Masters of the Ministry decides to go back to London despite feeling unwell - knowing of the threat that the illness poses. 
According to a map, the illness can leap to Paris, but is hardly present anywhere between Derbyshire and London.
Why does the Doctor waste time having drugs and equipment brought to Wenley Moor to combat the illness, when the main focus of the plague has shifted to London, and the research centre could come under attack by the Silurians at any moment?

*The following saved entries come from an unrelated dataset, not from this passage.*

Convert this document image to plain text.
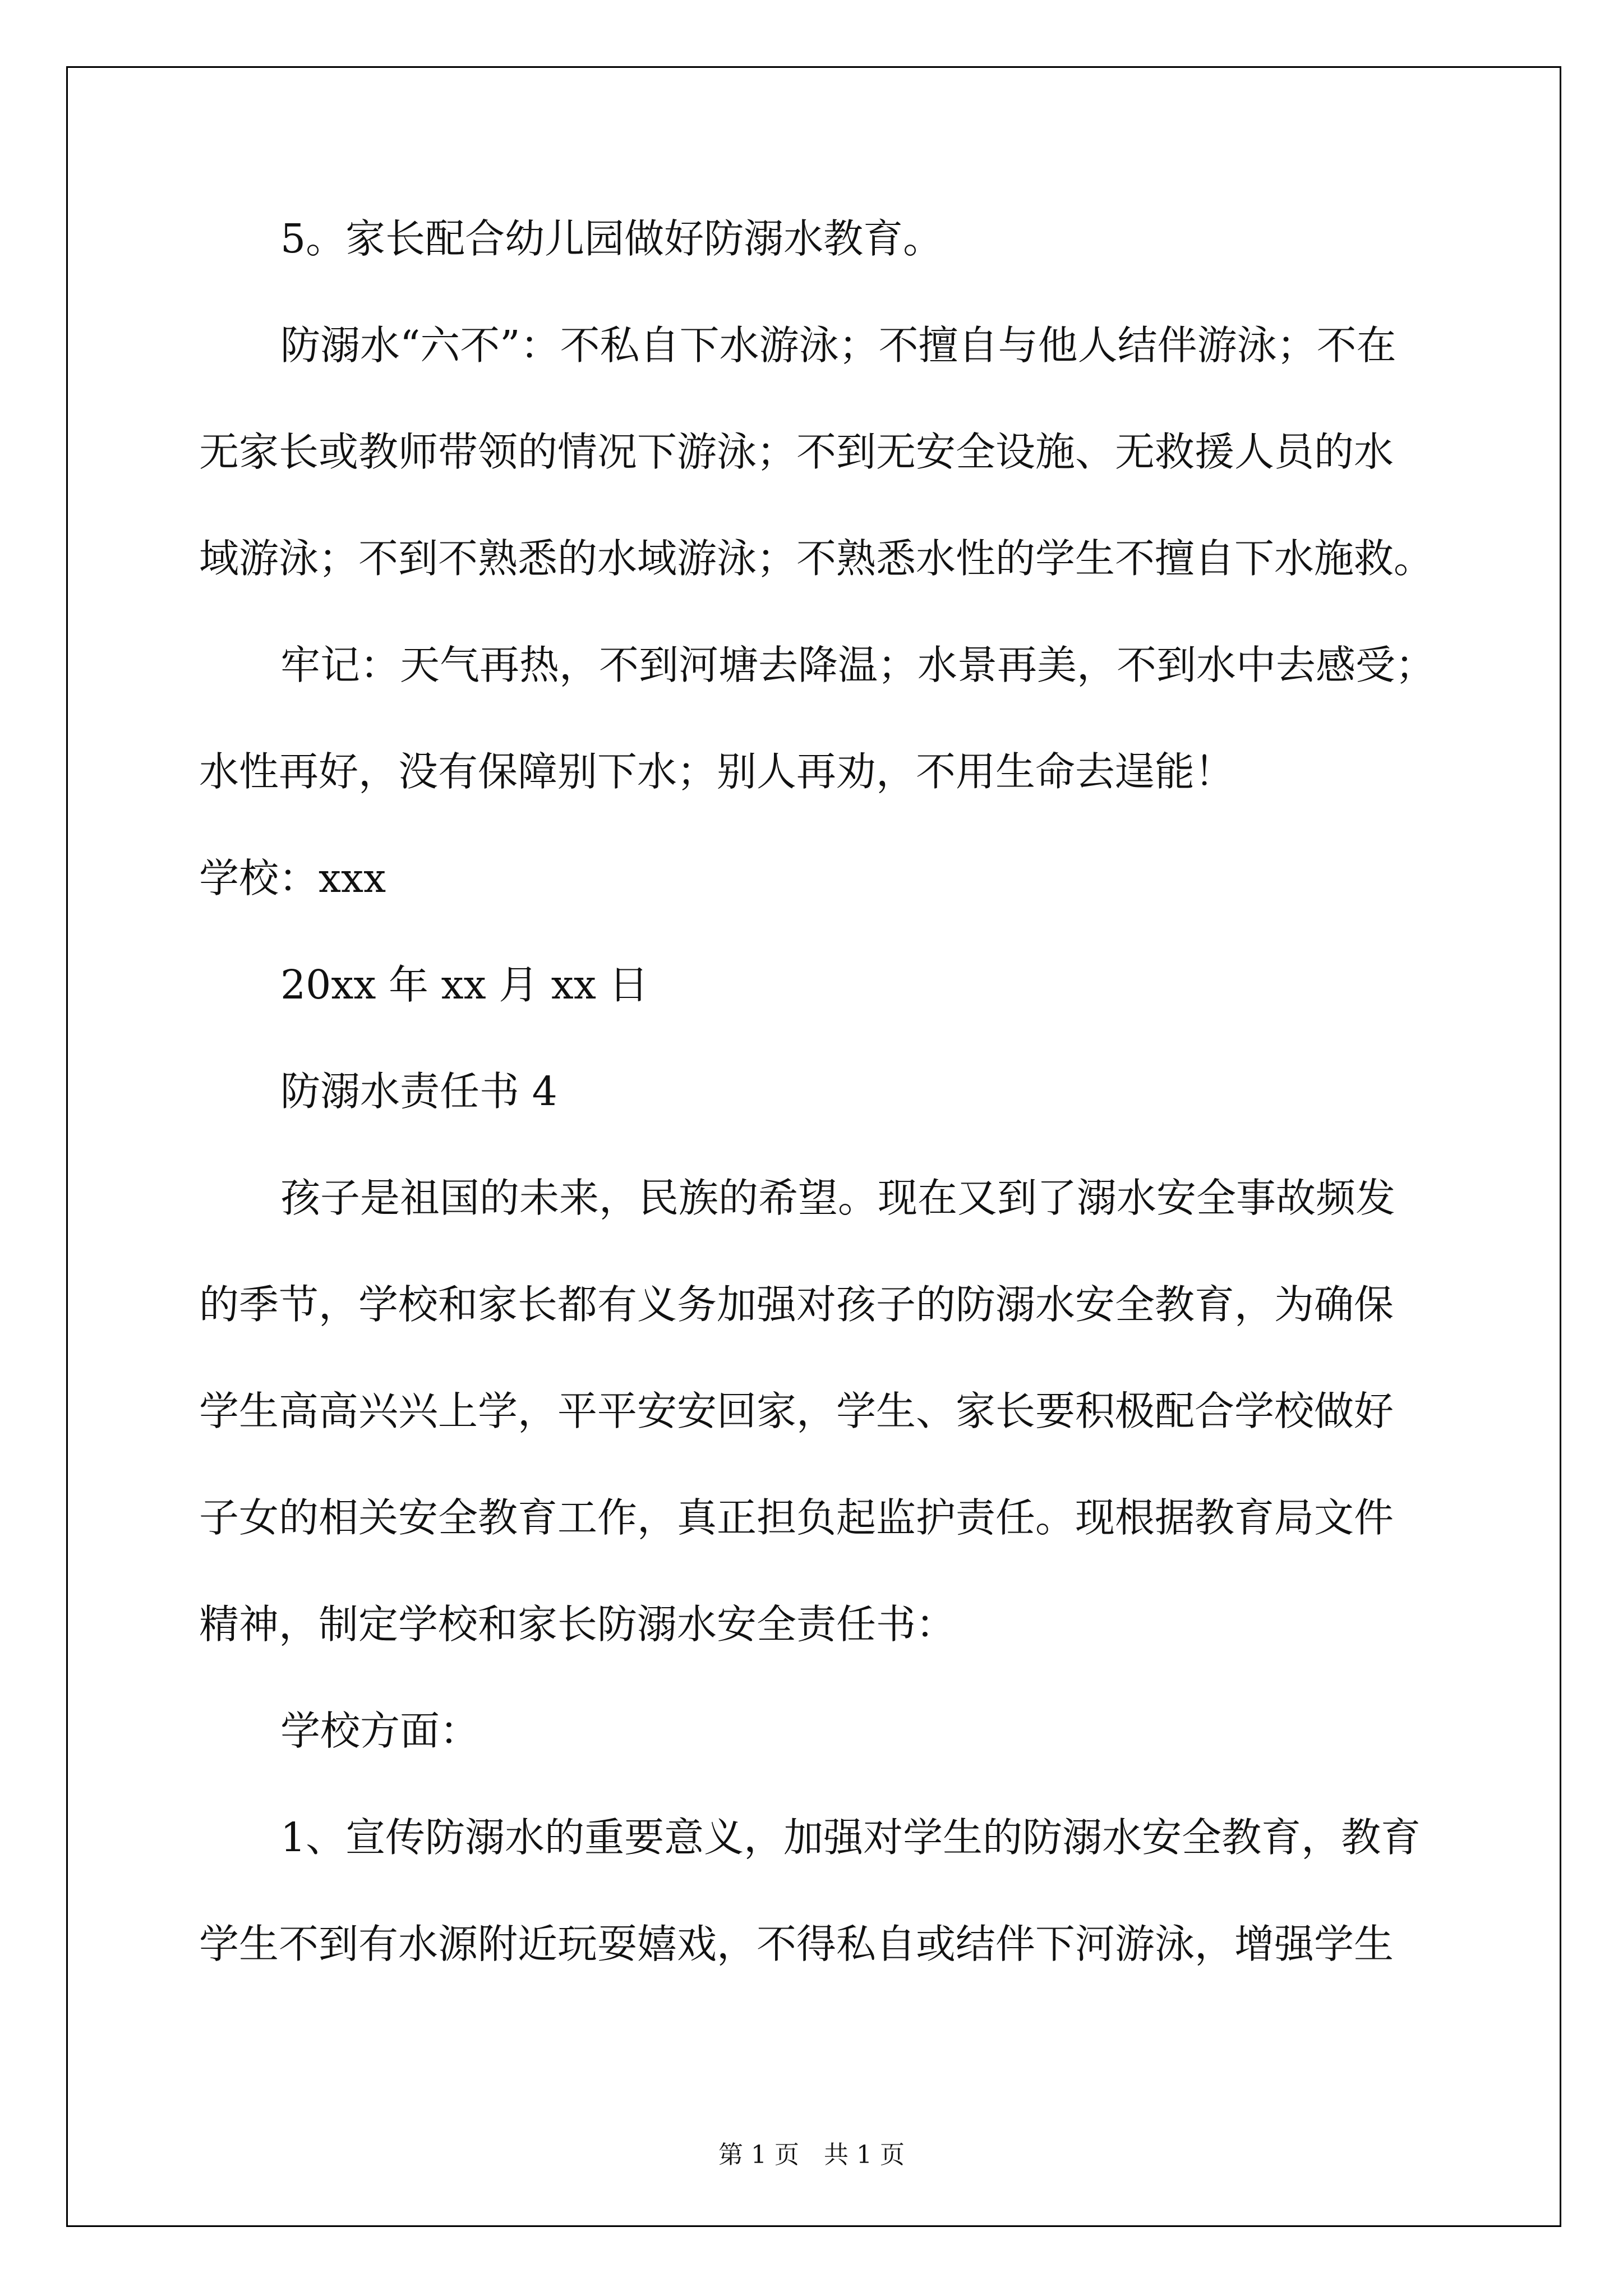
5。家长配合幼儿园做好防溺水教育。
防溺水“六不”：不私自下水游泳；不擅自与他人结伴游泳；不在
无家长或教师带领的情况下游泳；不到无安全设施、无救援人员的水
域游泳；不到不熟悉的水域游泳；不熟悉水性的学生不擅自下水施救。
牢记：天气再热，不到河塘去降温；水景再美，不到水中去感受；
水性再好，没有保障别下水；别人再劝，不用生命去逞能！
学校：xxx
20xx 年 xx 月 xx 日
防溺水责任书 4
孩子是祖国的未来，民族的希望。现在又到了溺水安全事故频发
的季节，学校和家长都有义务加强对孩子的防溺水安全教育，为确保
学生高高兴兴上学，平平安安回家，学生、家长要积极配合学校做好
子女的相关安全教育工作，真正担负起监护责任。现根据教育局文件
精神，制定学校和家长防溺水安全责任书：
学校方面：
1、宣传防溺水的重要意义，加强对学生的防溺水安全教育，教育
学生不到有水源附近玩耍嬉戏，不得私自或结伴下河游泳，增强学生
第 1 页　共 1 页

Believing the Cyclotron is about to explode, the Silurians run back to their shelter, intending to wake up again in 50 years after the radioactive fall-out has diminished. Wasn't it their alarm clock that got them into this mess in the first place?
The biggest problem of all - why does the Doctor continue to work for UNIT after the conclusion of this story? The suggestion is that the Brigadier has blown up the shelter - killing every Silurian known to exist - so potentially an act of genocide. Even if he does need facilities to repair the TARDIS, the Doctor really ought to have walked away from UNIT after this.

1 comment:

  1. I enjoy the Silurians. A nice change. Earthlings from prehistory.
    Some be potential enemies. And some be potential pals.
    Hoplke be right. An error to strand the Doctor on Earth. On stories, I';d write it was part of Rassilon's plans to enslave the Doctor and turn him against humanity. Errors which backfire with the Time War.